Это ее ошеломило, и я испытал странное удовольствие, видя, как боль исказила утонченные черты ее лица. Что же я делаю? Убиваю себя, говоря то, во что сам не верю. И только тогда я осознал, как долго воображал себе именно эту минуту. Это была моя центральная сцена, и я сыграл ее так, как мечтал. Я воткнул нож и эффектно провернул, вот только почему я чувствую себя так, словно нож вонзили в меня?
Вивиан двинулась мимо Стернфелда к машине. По всей улице раздавались птичьи трели. Она шла медленно, немного склонив голову набок, словно к чему-то прислушивалась. Я вспомнил, что так она держит голову, когда расстроена. У меня из груди рвалось что-то невысказанное, но я не мог выразить его словами ни на одном известном языке, поэтому оно так и осталось внутри, как тромб, пока «порше» не издал характерный рык и не уехал.
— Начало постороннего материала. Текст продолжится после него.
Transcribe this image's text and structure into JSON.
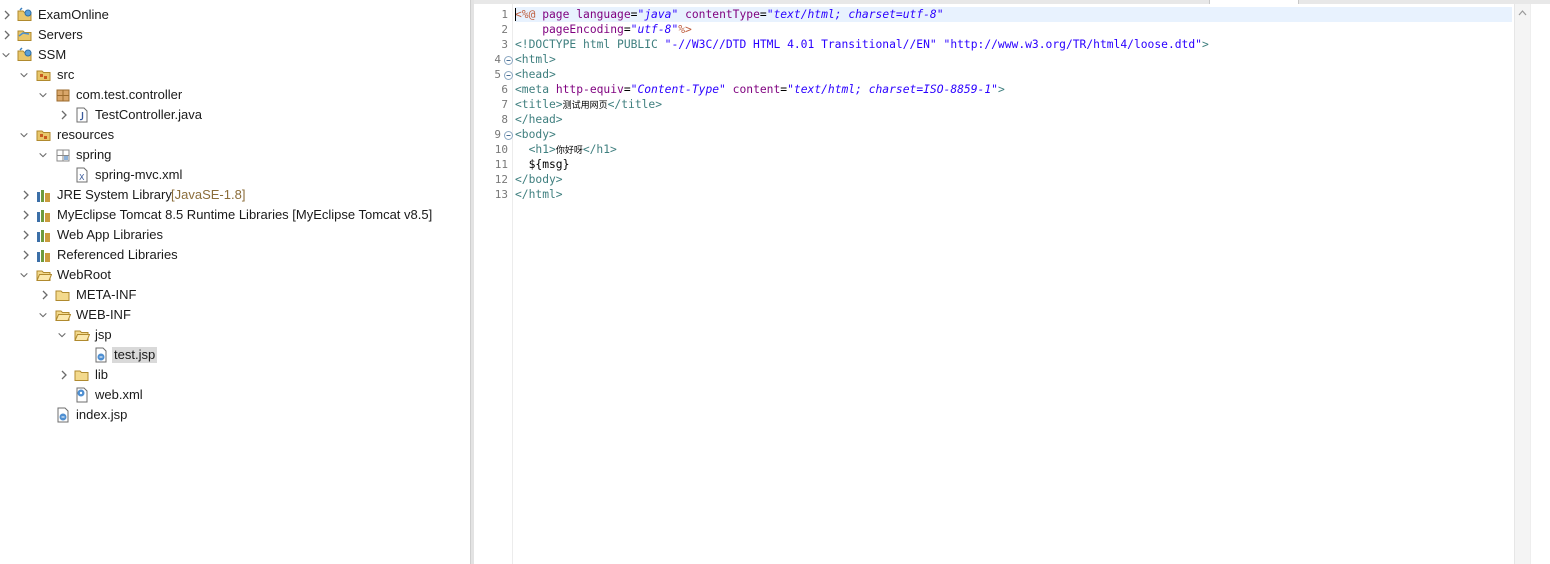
{
  "explorer": {
    "items": [
      {
        "label": "ExamOnline",
        "icon": "project-icon",
        "expanded": false
      },
      {
        "label": "Servers",
        "icon": "servers-folder-icon",
        "expanded": false
      },
      {
        "label": "SSM",
        "icon": "project-icon",
        "expanded": true
      },
      {
        "label": "src",
        "icon": "source-folder-icon",
        "expanded": true
      },
      {
        "label": "com.test.controller",
        "icon": "package-icon",
        "expanded": true
      },
      {
        "label": "TestController.java",
        "icon": "java-file-icon",
        "expanded": false
      },
      {
        "label": "resources",
        "icon": "source-folder-icon",
        "expanded": true
      },
      {
        "label": "spring",
        "icon": "package-icon",
        "expanded": true
      },
      {
        "label": "spring-mvc.xml",
        "icon": "xml-file-icon"
      },
      {
        "label": "JRE System Library",
        "decoration": "[JavaSE-1.8]",
        "icon": "library-icon",
        "expanded": false
      },
      {
        "label": "MyEclipse Tomcat 8.5 Runtime Libraries [MyEclipse Tomcat v8.5]",
        "icon": "library-icon",
        "expanded": false
      },
      {
        "label": "Web App Libraries",
        "icon": "library-icon",
        "expanded": false
      },
      {
        "label": "Referenced Libraries",
        "icon": "library-icon",
        "expanded": false
      },
      {
        "label": "WebRoot",
        "icon": "folder-icon",
        "expanded": true
      },
      {
        "label": "META-INF",
        "icon": "folder-icon",
        "expanded": false
      },
      {
        "label": "WEB-INF",
        "icon": "folder-icon",
        "expanded": true
      },
      {
        "label": "jsp",
        "icon": "folder-icon",
        "expanded": true
      },
      {
        "label": "test.jsp",
        "icon": "jsp-file-icon",
        "selected": true
      },
      {
        "label": "lib",
        "icon": "folder-icon",
        "expanded": false
      },
      {
        "label": "web.xml",
        "icon": "web-xml-icon"
      },
      {
        "label": "index.jsp",
        "icon": "jsp-file-icon"
      }
    ]
  },
  "editor": {
    "line_numbers": [
      "1",
      "2",
      "3",
      "4",
      "5",
      "6",
      "7",
      "8",
      "9",
      "10",
      "11",
      "12",
      "13"
    ],
    "lines": {
      "l1": {
        "a": "<%@",
        "b": " page ",
        "c": "language",
        "d": "=",
        "e": "\"java\"",
        "f": " contentType",
        "g": "=",
        "h": "\"text/html; charset=utf-8\""
      },
      "l2": {
        "a": "    pageEncoding",
        "b": "=",
        "c": "\"utf-8\"",
        "d": "%>"
      },
      "l3": {
        "a": "<!DOCTYPE html PUBLIC ",
        "b": "\"-//W3C//DTD HTML 4.01 Transitional//EN\"",
        "c": " ",
        "d": "\"http://www.w3.org/TR/html4/loose.dtd\"",
        "e": ">"
      },
      "l4": {
        "a": "<html>"
      },
      "l5": {
        "a": "<head>"
      },
      "l6": {
        "a": "<meta ",
        "b": "http-equiv",
        "c": "=",
        "d": "\"Content-Type\"",
        "e": " content",
        "f": "=",
        "g": "\"text/html; charset=ISO-8859-1\"",
        "h": ">"
      },
      "l7": {
        "a": "<title>",
        "b": "测试用网页",
        "c": "</title>"
      },
      "l8": {
        "a": "</head>"
      },
      "l9": {
        "a": "<body>"
      },
      "l10": {
        "a": "  <h1>",
        "b": "你好呀",
        "c": "</h1>"
      },
      "l11": {
        "a": "  ${msg}"
      },
      "l12": {
        "a": "</body>"
      },
      "l13": {
        "a": "</html>"
      }
    }
  },
  "colors": {
    "tag": "#3f7f7f",
    "attribute": "#7f007f",
    "value": "#2a00ff",
    "directive": "#bf5f3f",
    "current_line": "#e8f2fe",
    "selection": "#d9d9d9"
  }
}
На сегодня у меня было запланировано два клиента, шейх и певица из Германии по имени Тамара, живущая на юге Майами. Заниматься с ними настроения не осталось никакого, но отменять было уже поздно. Около полудня я заехал за шейхом в его дом на Сосновой улице и отвез на пляж, где мы в самую жару бегали по деревянным мосткам. Жара, по крайней мере для него, являлась частью испытания. Когда мостки кончались, мы с грохотом скатывались по деревянным ступеням на утрамбованный песок и неслись на юг к Правительственному каналу, из которого выходили в океан круизные суда.
После пробежки мы вернулись к нему домой и еще около часа занимались кендо, в котором он был экспертом, а я нет. Это далеко не первый случай, когда я оказывался в роли ученика, а не учителя. Порой я задаюсь вопросом, не научился ли я у своих клиентов большему, чем они у меня.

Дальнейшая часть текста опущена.